APV artikel 5.2.1 lid 1
Geen.
Datum inwerkingtreding | Terugwerkende kracht tot en met | Datum uitwerkingtreding | Betreft | Datum ondertekening Bron bekendmaking | Kenmerk voorstel |
---|---|---|---|---|---|
26-08-2005 | 01-08-2015 | nieuwe regeling | 16-08-2005 Gemeenteblad 2005 nr. 20, dd. 25-08-2005 | Z/2005/50446 |
Ingevolge artikel 5.2.1, eerste lid, is het houden van een openbare inzameling van geld of zaken gebonden aan een vergunning van het college.
Het college kan onder door hem te stellen voorschriften vrijstelling verlenen van het in het eerste lid gestelde verbod voor inzamelingen die gehouden worden door daarbij aangewezen instellingen. Het is dan ook noodzakelijk dat er beleid wordt vastgesteld inzake het verlenen van vergunningen voor collecten. Uit oogpunt van kenbaarheid en rechtzekerheid voor de burger zijn deze beleidsregels opgesteld.

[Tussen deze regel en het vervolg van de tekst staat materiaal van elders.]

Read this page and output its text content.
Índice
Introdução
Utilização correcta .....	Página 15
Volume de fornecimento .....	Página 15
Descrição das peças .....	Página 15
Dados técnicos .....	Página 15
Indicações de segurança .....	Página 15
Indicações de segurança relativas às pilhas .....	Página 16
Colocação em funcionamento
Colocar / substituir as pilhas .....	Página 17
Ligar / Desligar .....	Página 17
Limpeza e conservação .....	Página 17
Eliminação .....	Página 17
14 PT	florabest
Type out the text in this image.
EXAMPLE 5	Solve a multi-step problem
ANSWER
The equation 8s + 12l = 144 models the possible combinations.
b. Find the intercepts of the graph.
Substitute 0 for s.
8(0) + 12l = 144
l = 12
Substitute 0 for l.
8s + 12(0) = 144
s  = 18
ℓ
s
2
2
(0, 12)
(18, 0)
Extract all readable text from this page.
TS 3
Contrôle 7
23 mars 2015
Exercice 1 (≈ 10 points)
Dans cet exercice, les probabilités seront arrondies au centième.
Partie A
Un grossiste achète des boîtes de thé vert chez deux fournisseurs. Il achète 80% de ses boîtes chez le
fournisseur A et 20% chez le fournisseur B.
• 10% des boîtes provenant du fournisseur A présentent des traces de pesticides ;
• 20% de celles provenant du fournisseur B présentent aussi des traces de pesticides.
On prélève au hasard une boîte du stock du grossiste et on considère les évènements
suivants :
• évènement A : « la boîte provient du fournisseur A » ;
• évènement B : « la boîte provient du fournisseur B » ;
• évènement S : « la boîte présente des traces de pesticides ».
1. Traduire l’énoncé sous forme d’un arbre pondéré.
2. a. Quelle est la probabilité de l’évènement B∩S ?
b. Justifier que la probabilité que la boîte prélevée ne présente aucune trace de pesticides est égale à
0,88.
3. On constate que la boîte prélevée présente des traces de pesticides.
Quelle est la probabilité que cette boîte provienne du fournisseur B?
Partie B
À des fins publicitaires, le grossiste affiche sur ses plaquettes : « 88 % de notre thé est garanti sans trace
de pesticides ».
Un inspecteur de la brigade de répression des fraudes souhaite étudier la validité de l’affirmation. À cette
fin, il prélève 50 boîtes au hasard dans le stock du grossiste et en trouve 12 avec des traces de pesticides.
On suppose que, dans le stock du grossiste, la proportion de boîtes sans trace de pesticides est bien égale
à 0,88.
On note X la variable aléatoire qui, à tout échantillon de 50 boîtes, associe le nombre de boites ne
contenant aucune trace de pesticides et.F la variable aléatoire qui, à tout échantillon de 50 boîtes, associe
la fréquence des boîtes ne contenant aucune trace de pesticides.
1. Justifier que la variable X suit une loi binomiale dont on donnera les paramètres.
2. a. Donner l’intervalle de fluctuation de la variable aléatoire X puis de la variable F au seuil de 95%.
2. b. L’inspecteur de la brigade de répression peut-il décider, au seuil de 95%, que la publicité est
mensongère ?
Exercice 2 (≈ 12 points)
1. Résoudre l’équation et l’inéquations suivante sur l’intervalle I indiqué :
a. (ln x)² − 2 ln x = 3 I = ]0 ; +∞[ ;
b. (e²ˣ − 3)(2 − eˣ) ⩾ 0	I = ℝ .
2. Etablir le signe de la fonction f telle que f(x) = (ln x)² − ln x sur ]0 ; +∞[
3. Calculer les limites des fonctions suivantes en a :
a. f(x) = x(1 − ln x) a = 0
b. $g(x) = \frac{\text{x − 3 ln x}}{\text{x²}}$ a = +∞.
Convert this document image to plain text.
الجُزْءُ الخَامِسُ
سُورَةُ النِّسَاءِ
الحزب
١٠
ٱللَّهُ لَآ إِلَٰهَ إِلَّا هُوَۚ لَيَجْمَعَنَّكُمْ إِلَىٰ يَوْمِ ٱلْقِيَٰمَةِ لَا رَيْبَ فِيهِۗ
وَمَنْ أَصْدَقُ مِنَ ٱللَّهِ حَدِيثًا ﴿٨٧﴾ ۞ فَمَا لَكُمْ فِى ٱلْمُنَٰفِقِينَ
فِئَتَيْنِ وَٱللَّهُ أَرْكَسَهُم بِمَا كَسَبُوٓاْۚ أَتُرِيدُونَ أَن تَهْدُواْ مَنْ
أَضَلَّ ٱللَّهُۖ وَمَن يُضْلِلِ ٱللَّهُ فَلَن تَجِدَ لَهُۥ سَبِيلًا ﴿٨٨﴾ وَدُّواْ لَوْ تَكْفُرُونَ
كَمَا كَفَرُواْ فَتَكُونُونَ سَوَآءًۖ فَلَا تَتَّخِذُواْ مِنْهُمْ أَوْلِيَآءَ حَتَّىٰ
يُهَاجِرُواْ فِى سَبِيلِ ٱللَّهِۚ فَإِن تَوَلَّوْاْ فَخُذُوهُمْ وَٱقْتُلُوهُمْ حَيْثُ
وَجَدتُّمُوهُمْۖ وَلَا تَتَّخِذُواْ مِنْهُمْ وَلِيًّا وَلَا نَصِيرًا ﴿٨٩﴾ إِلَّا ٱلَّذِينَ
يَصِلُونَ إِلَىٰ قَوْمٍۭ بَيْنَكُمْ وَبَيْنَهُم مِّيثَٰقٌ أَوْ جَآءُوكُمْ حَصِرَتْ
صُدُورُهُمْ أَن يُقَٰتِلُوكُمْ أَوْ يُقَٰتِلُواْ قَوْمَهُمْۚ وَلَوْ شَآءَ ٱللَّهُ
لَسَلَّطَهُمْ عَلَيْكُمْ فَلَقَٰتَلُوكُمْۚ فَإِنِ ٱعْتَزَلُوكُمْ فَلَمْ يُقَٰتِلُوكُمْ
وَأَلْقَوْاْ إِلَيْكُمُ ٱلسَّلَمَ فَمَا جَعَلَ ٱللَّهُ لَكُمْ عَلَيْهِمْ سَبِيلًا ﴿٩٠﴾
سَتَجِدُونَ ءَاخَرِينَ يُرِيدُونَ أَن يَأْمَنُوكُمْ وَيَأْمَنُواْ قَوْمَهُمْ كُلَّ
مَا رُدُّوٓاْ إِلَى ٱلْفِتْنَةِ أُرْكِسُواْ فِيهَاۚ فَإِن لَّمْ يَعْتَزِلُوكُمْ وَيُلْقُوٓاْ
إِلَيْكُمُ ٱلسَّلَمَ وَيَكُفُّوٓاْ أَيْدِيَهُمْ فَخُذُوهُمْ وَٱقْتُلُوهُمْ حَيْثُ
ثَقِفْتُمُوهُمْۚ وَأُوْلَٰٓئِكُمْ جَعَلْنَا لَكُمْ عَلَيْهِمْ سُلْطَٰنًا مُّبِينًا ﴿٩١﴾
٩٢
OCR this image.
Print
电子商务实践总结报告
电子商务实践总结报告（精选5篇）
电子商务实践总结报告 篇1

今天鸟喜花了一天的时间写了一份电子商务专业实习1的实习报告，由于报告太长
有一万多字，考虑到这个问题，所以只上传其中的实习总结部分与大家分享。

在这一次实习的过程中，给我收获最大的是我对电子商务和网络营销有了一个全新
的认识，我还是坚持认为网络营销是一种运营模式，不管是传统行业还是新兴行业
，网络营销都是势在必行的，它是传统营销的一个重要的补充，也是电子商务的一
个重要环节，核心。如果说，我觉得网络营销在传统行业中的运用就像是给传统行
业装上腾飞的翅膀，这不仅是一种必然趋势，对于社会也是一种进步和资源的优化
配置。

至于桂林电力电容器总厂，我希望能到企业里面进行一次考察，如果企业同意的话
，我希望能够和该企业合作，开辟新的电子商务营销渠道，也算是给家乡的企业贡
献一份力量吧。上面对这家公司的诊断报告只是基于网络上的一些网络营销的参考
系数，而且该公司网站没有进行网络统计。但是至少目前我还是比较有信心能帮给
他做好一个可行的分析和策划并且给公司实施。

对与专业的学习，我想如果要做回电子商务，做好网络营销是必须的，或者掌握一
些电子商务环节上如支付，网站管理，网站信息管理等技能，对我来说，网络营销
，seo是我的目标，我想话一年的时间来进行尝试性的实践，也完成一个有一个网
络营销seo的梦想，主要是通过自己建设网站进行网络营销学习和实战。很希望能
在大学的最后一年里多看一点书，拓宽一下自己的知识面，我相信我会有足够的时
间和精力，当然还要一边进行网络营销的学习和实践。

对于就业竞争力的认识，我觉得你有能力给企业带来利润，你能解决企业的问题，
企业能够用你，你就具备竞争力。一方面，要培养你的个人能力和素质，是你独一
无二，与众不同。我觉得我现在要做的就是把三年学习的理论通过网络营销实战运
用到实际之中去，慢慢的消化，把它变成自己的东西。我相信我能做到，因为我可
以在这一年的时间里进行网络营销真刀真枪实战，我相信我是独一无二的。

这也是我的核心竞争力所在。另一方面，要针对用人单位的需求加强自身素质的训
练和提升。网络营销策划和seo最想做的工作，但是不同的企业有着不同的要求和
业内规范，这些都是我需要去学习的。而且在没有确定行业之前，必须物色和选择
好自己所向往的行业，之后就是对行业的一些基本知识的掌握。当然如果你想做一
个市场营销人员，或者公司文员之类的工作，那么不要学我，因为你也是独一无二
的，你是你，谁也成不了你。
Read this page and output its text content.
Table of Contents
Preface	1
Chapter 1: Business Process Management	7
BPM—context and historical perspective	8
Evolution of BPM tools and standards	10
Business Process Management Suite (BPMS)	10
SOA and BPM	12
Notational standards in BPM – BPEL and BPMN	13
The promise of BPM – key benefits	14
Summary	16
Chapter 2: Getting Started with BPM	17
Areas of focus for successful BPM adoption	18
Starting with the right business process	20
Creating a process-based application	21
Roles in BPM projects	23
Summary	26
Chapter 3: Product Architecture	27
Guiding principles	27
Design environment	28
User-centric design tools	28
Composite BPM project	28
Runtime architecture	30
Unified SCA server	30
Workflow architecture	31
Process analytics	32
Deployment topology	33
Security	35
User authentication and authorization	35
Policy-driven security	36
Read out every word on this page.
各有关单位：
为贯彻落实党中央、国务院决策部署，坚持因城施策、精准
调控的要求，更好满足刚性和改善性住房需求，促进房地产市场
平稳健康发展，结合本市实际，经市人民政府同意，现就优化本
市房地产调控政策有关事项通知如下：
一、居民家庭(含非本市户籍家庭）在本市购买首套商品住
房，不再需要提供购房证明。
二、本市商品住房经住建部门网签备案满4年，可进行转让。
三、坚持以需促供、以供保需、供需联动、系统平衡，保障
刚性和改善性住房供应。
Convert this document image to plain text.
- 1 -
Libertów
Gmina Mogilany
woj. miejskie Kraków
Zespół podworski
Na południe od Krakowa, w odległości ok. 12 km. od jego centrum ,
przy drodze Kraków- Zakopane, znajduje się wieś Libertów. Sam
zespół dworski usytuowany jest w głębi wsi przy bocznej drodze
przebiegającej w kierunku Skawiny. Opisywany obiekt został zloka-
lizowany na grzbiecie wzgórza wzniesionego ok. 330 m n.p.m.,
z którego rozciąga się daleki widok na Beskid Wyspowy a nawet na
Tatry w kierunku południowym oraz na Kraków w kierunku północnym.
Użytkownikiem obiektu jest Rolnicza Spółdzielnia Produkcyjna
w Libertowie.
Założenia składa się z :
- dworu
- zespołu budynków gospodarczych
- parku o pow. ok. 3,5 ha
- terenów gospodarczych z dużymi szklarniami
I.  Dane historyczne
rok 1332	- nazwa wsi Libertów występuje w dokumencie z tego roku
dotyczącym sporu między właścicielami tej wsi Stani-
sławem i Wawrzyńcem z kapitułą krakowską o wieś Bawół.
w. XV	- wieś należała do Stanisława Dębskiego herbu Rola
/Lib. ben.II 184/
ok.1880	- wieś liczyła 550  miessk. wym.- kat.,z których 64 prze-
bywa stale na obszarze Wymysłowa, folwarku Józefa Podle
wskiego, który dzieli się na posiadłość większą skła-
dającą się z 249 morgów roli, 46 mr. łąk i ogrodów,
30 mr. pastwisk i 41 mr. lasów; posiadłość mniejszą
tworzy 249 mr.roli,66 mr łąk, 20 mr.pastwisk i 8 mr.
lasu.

Per week wordt maximaal één collectevergunning verleend. De landelijke organisaties, die voorkomen op het collecterooster van CBF dienen te melden of zij in de gemeente Zaanstad gebruik maken van de toegewezen collecteperiode. Plaatselijke bonafide organisaties kunnen voor een collectevergunning in aanmerking komen in de vrije perioden van het collecterooster van het CBF. In de periode van het collecterooster van het CBF kan geen vergunning worden verleend aan een plaatselijke instelling, ook niet als de landelijke instelling geen gebruik maakt van de vergunning. Dit om verwarring bij burgers te voorkomen. Vaak wordt landelijk geadverteerd voor de landelijke Organisatie in de betreffende collecteweek. Het kan dan misleidend zijn dat in de betreffende week een andere Organisatie komt collecteren.
Ingevolge artikel 5.2.1 lid 4 kunnen burgemeester en wethouders onder door hen te stellen voorschriften vrijstelling verlenen van het verbod om zonder vergunning te collecteren. Burgemeester en wethouders verlenen vrijstelling aan landelijke instellingen die voorkomen op het collecterooster, dat jaarlijks door het Centraal Bureau Fondsenwerving (CBF) wordt vastgesteld.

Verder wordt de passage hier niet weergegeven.